September 18, 2006
It's good work, if you can get it.
Trouble is, there are only 10 people who qualify for the job.
It's fairly common knowledge that Augusta commissioners get an annual salary of $12,000.
What you may not know is that part time job also comes with some big perks.
Are they necessary when the commission is asking others to cut back during these bad budget times?
It's a job that comes with perks like free gas for your personal car anytime you want, unlimited mobile minutes, two free badges to the Masters each year, and all-expenses-paid trips to conferences in places like Hawaii or Chicago.
They're all perennial privileges for Augusta commissioners.
"That's plenty for them, as a commissioner, for what they're doing," says Augusta resident Bill Reynolds.
Others say the perks and the pay aren't enough compensation for their service to the community.
"I don't think it matches up," says Commissioner Marion Williams. "I think I what I do weighs more than what I get paid to do."
But for a city staring down a $5 million hole with departments being asked to operate on a bare bones budget, are city leaders leading by example?
"In tight budget times, I think we all need to tighten our belts," says Augusta mayor Deke Copenhaver.
But maybe not everyone is doing that. According to Augusta Fleet Management, commissioners are only budgeted for $100 per month on their Fuelman cards, but records show some are pumping double and triple that amount.
In July, Commissioner Andy Cheek nearly quadrupled the cap spending $372. The gas card is only to be used for city business...and Cheek has missed more meetings than any commissioner this year.
So we asked him why he's using the most gas.
"It's gone into service of the people," Cheek responded.
Marion Williams also consistently goes over the $100 limit.

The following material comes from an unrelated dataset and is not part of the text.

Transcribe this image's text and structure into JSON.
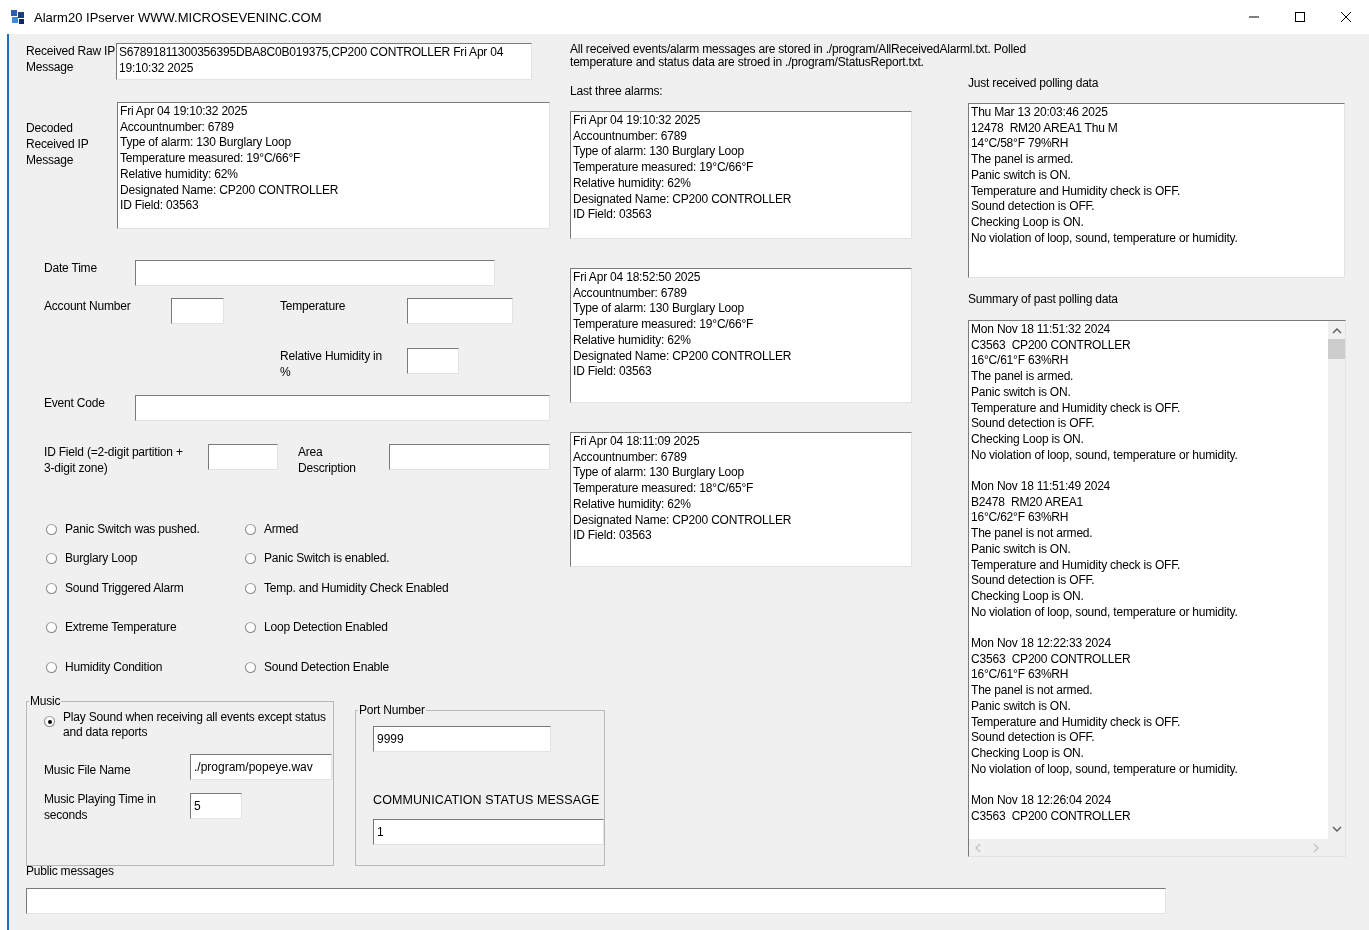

"My car is my office," he told News 12. "I work seven days a week since they day I got elected. I have not stopped."
"I don't think anyone should get gas," says Augusta resident James Cobb, "because I've never had one to come to my house, and I've called them."
Fleet Management director Ron Crowden says he's sent letters telling commissioners they're spending too much gas, but says that's all he can do because commissioners are his bosses and make their own rules.
"It is a 'police yourself' policy for the commissioners," he told News 12.
City cell phones are also only to be used for city business, but commissioners are already over their yearly budget. The two biggest users are Betty Beard and Marion Williams.
In fact, records show that taxpayers are paying for Beard to have two phones.
She did not like it when we asked her about it.
"You put someone in Betty Beard's place who can do a better job," she said.
She admits she makes personal calls on her city phone, but says she doesn't see the big deal.
"I think there's a lot of puff and a lot of fluff you know, a lot of exaggeration."
There are some commissioners who don't take advantage of the perks. Jerry Brigham, Joe Bowles, and Mayor Copenhaver have either turned in or never used their phones...and all three say that with the apparent abuse of some per, they are in favor of putting a limit on them.
"Everybody's financial situation is different," Copenhaver said. "I would be in favor of putting limits on it though."
And when you add it all up, if commissioners went without the phones, the gas, travel, and retreats for one year, it would save nearly $145,000 of your tax dollars.
For some, it's a small change for a city millions in the hole. For others, it's a start...and a sacrifice.
Commissioners meet tomorrow, and they'll be discussing placing limits on travel.
Limits are really is the big issue here. News 12 asked the fleet manager what would happen if commissioners currently using $400 in gas started using $500, $600, or $700. He says there is nothing he can do because commissioners make their own rules.